Alors que je me replongeais dans la lecture du manifeste en vue de préparer mon cours, j’ai eu la surprise de redécouvrir qu’en dépit de toute la haine qu’elle avait pour les hommes, Solanas était assez clémente dans sa stratégie d’anéantissement : d’une part, les femmes inspirantes et émancipées qui composeraient l’infanterie révolutionnaire du SCUM (qui signifierait Society for Cutting Up Men, « Société pour Émasculer les Hommes ») épargneraient tout homme choisissant de rejoindre sa troupe auxiliaire masculine où il déclarerait être « un étron, un étron tristement abject ». D’autre part, on permettrait généreusement aux quelques hommes survivants de finir leur vie travestis ou drogués à paître dans les champs ou devant la télévision, vivant par procuration le quotidien grisant des femmes en action. Et puis il y a ceci :
« Si les hommes étaient sages, ils chercheraient à devenir d’authentiques femmes, mèneraient d’intensives recherches en biologie pour pouvoir, par des opérations du cerveau et du système nerveux, à se transformer tant physiquement que psychologiquement en femmes. »
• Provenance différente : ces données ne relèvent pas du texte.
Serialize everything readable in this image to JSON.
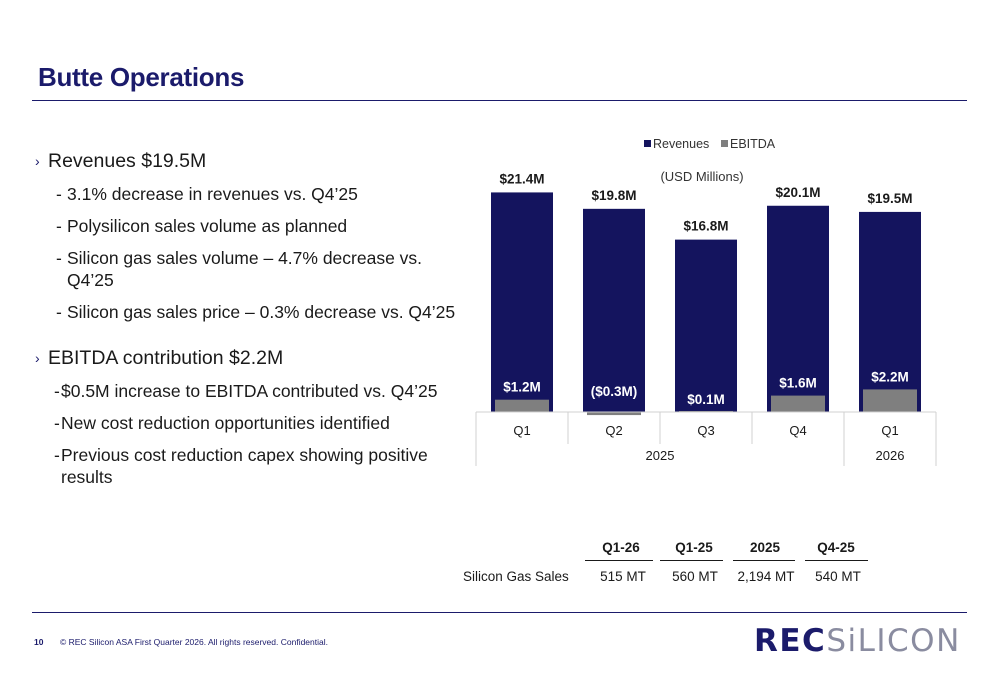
{
  "page": {
    "title": "Butte Operations",
    "footer_number": "10",
    "footer_text": "© REC Silicon ASA First Quarter 2026. All rights reserved. Confidential.",
    "logo_bold": "REC",
    "logo_thin": "SiLICON"
  },
  "bullets": {
    "b1": "Revenues $19.5M",
    "b1_items": [
      "3.1% decrease in revenues vs. Q4’25",
      "Polysilicon sales volume as planned",
      "Silicon gas sales volume –  4.7% decrease vs. Q4’25",
      "Silicon gas sales price –  0.3% decrease vs. Q4’25"
    ],
    "b2": "EBITDA contribution $2.2M",
    "b2_items": [
      "$0.5M increase to EBITDA contributed vs. Q4’25",
      "New cost reduction opportunities identified",
      "Previous cost reduction capex showing positive results"
    ]
  },
  "chart_data": {
    "type": "bar",
    "subtitle": "(USD Millions)",
    "legend_position": "top",
    "categories": [
      "Q1",
      "Q2",
      "Q3",
      "Q4",
      "Q1"
    ],
    "category_groups": [
      {
        "label": "2025",
        "span": 4
      },
      {
        "label": "2026",
        "span": 1
      }
    ],
    "series": [
      {
        "name": "Revenues",
        "color": "#14145e",
        "values": [
          21.4,
          19.8,
          16.8,
          20.1,
          19.5
        ],
        "labels": [
          "$21.4M",
          "$19.8M",
          "$16.8M",
          "$20.1M",
          "$19.5M"
        ]
      },
      {
        "name": "EBITDA",
        "color": "#7f7f7f",
        "values": [
          1.2,
          -0.3,
          0.1,
          1.6,
          2.2
        ],
        "labels": [
          "$1.2M",
          "($0.3M)",
          "$0.1M",
          "$1.6M",
          "$2.2M"
        ]
      }
    ],
    "ylim": [
      -0.5,
      23
    ],
    "grid": false
  },
  "table": {
    "row_label": "Silicon Gas Sales",
    "headers": [
      "Q1-26",
      "Q1-25",
      "2025",
      "Q4-25"
    ],
    "values": [
      "515 MT",
      "560 MT",
      "2,194 MT",
      "540 MT"
    ]
  }
}
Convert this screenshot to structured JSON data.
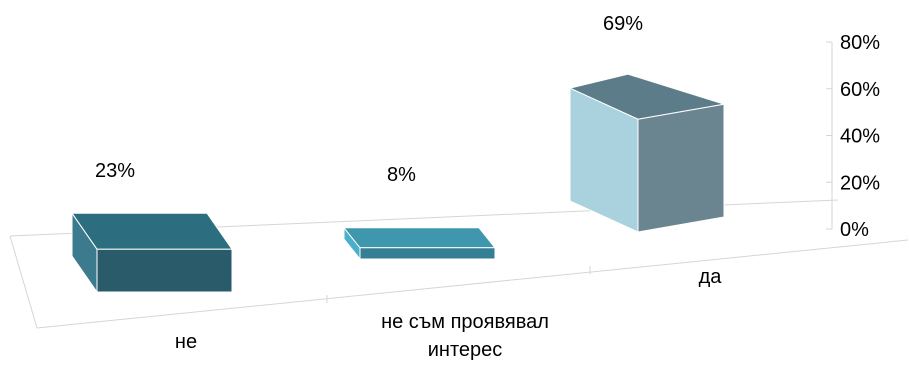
{
  "chart_data": {
    "type": "bar",
    "style": "3d-column",
    "title": "",
    "xlabel": "",
    "ylabel": "",
    "categories": [
      "не",
      "не съм проявявал интерес",
      "да"
    ],
    "category_lines": [
      [
        "не"
      ],
      [
        "не съм проявявал",
        "интерес"
      ],
      [
        "да"
      ]
    ],
    "values": [
      0.23,
      0.08,
      0.69
    ],
    "data_labels": [
      "23%",
      "8%",
      "69%"
    ],
    "ylim": [
      0,
      0.8
    ],
    "ytick_labels": [
      "0%",
      "20%",
      "40%",
      "60%",
      "80%"
    ],
    "yaxis_side": "right",
    "grid": false,
    "legend": "none",
    "colors": {
      "bar_front": [
        "#2a5b6b",
        "#357f94",
        "#a9d1de"
      ],
      "bar_side": [
        "#3c7b8d",
        "#4aafc8",
        "#6b8590"
      ],
      "bar_top": [
        "#2c6e7f",
        "#3f97ad",
        "#5c7c89"
      ],
      "floor_line": "#d6d6d6"
    }
  }
}
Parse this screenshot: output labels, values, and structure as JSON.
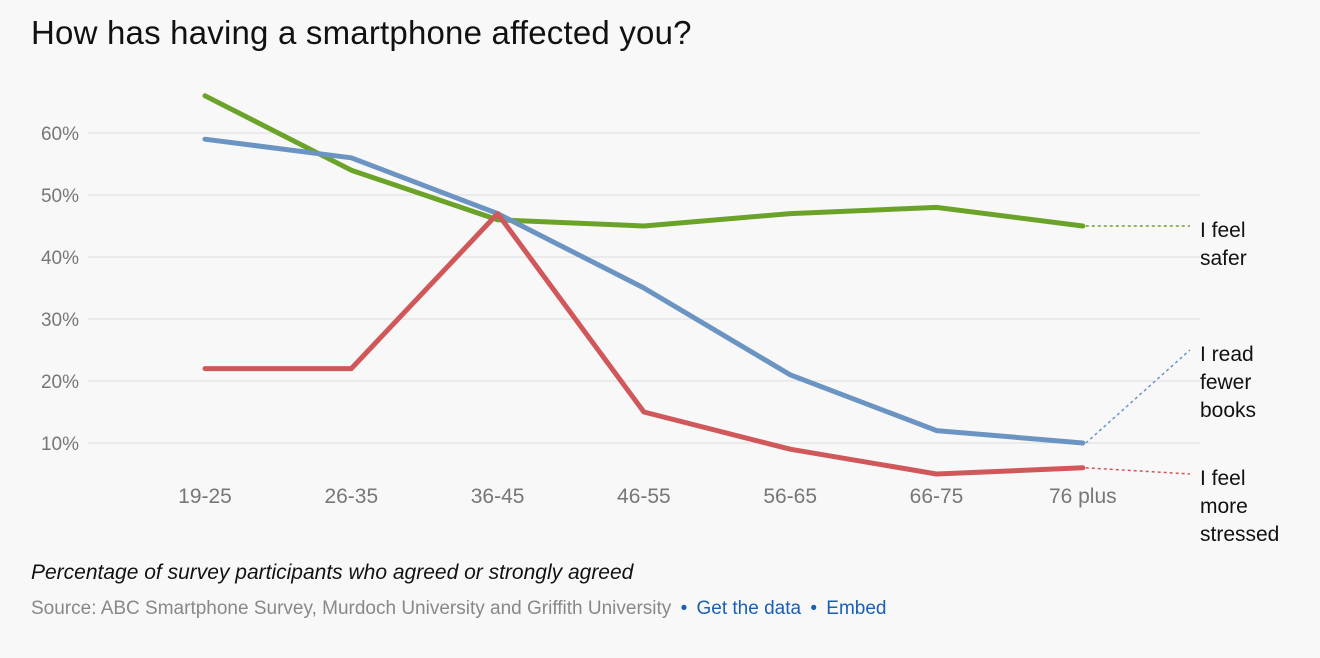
{
  "chart_data": {
    "type": "line",
    "title": "How has having a smartphone affected you?",
    "subtitle": "Percentage of survey participants who agreed or strongly agreed",
    "categories": [
      "19-25",
      "26-35",
      "36-45",
      "46-55",
      "56-65",
      "66-75",
      "76 plus"
    ],
    "y_ticks": [
      {
        "value": 10,
        "label": "10%"
      },
      {
        "value": 20,
        "label": "20%"
      },
      {
        "value": 30,
        "label": "30%"
      },
      {
        "value": 40,
        "label": "40%"
      },
      {
        "value": 50,
        "label": "50%"
      },
      {
        "value": 60,
        "label": "60%"
      }
    ],
    "ylim": [
      0,
      70
    ],
    "grid": true,
    "series": [
      {
        "name": "I feel safer",
        "label_lines": [
          "I feel",
          "safer"
        ],
        "color": "#6aa328",
        "values": [
          66,
          54,
          46,
          45,
          47,
          48,
          45
        ],
        "label_value": 45
      },
      {
        "name": "I read fewer books",
        "label_lines": [
          "I read",
          "fewer",
          "books"
        ],
        "color": "#6c94c3",
        "values": [
          59,
          56,
          47,
          35,
          21,
          12,
          10
        ],
        "label_value": 25
      },
      {
        "name": "I feel more stressed",
        "label_lines": [
          "I feel",
          "more",
          "stressed"
        ],
        "color": "#d0585b",
        "values": [
          22,
          22,
          47,
          15,
          9,
          5,
          6
        ],
        "label_value": 5
      }
    ]
  },
  "footer": {
    "source": "Source: ABC Smartphone Survey, Murdoch University and Griffith University",
    "separator": "•",
    "get_data_link": "Get the data",
    "embed_link": "Embed"
  }
}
Cette phrase m’a bouleversé. Elle faisait de la transsexualité un séparatisme, de la transition MtF quelque chose qui exprimait non seulement un refus de la masculinité, mais une désertion de classe. Une transition est comme une révolution, pensée par l’esthétique, comme si les femmes trans transitionnaient non pour affirmer une identité mais parce qu’être un homme était stupide et chiant.